… with Loo, Stephen : The Grasshopper Cabaret: Performing philosophy at the limits of the human
What might it be perform philosophy at the limits of the human? One site of this performance is where human and insect worlds meet. At this limit, we may be affected, enchanted, and overwhelmed by small instinctive animal others as material and imaginative presences. Here we cannot solely talk about our own human sensibilities and meanings, and conventional tools of representation no longer fully apply. Animal worlds also that have their edges, and such speculative performances are not only for the human but in a sense for the animal as well.
Drawing on Sigmund Freud’s work on vicissitudes of instinct and Jakob von Uexküll’s work on umwelt – in particular a biological experiment involving grasshoppers, a microphone and a glass bell – we will consider sentience in the context of a more than human world, and ask whether feelings and perceptions that are too distant or proximate to register a legible social meaning, might nevertheless be considered participants in philosophical thinking and ethical life.
We will argue that the faint and overwhelming sensations that arise from encounters between ethology and psychoanalysis are epistemologically confounding, and in the process, philosophy must grapple with incommensurable scientific, rational, psychic, affectual, ethical and political terrains. We would like to connect this kind of philosophical practice, to what Loraine Code calls, ‘ecological thinking’ a willingness to attend to co-affecting relations between different epistemic and imaginative registers.
Our philosophical paper will set out to perform these shifts between epistemologies in order to provide a different kind of spacing that may be able to give a sense – or more accurately a productive non-sense, or a non-relation that is highly sensed – of the immense differences and strange proximities between humans, and other-than-human forms of life. To do so, we will mobilize a form of philosophical performance, which is already in Uexküll’s biology and Freud’s psychoanalysis, which they both associate with childhood instincts, imaginings, stories and expressions.
Dr Stephen Loo is an architect, artist and philosopher, and the Professor of Architecture at the University of Tasmania, Australia.
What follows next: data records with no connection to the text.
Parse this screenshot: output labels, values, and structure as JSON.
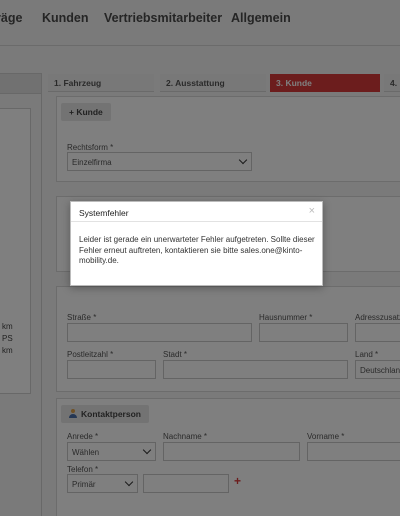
{
  "nav": {
    "items": [
      "räge",
      "Kunden",
      "Vertriebsmitarbeiter",
      "Allgemein"
    ]
  },
  "left_panel": {
    "specs": [
      "km",
      "PS",
      "km"
    ]
  },
  "stepper": {
    "steps": [
      "1. Fahrzeug",
      "2. Ausstattung",
      "3. Kunde",
      "4."
    ],
    "active_index": 2
  },
  "kunde": {
    "header": "+ Kunde",
    "rechtsform_label": "Rechtsform *",
    "rechtsform_value": "Einzelfirma"
  },
  "address": {
    "strasse_label": "Straße *",
    "hausnummer_label": "Hausnummer *",
    "adresszusatz_label": "Adresszusatz",
    "postleitzahl_label": "Postleitzahl *",
    "stadt_label": "Stadt *",
    "land_label": "Land *",
    "land_value": "Deutschland"
  },
  "kontakt": {
    "header": "Kontaktperson",
    "anrede_label": "Anrede *",
    "anrede_value": "Wählen",
    "nachname_label": "Nachname *",
    "vorname_label": "Vorname *",
    "telefon_label": "Telefon *",
    "telefon_type": "Primär",
    "add_symbol": "+"
  },
  "dialog": {
    "title": "Systemfehler",
    "close": "×",
    "message": "Leider ist gerade ein unerwarteter Fehler aufgetreten. Sollte dieser Fehler erneut auftreten, kontaktieren sie bitte sales.one@kinto-mobility.de."
  },
  "colors": {
    "accent": "#d83a3a",
    "overlay": "rgba(0,0,0,0.5)"
  }
}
He has published widely on language, affect and the biophilosophy of the contemporary subject, posthumanist ethics and experimental digital thinking.
Dr Undine Sellbach is a philosopher, writer and performer, and is a research associate in the School of Philosophy at the University of Tasmania, Australia. Her research explores the imagination and ethics in the context of notions of life, gender, instinct and the unconscious. undinefrancesca.blogspot.com
Stephen and Undine write and perform together, and are currently working on a monograph on psychoanalysis, ethology, ethics and the entomological imagination.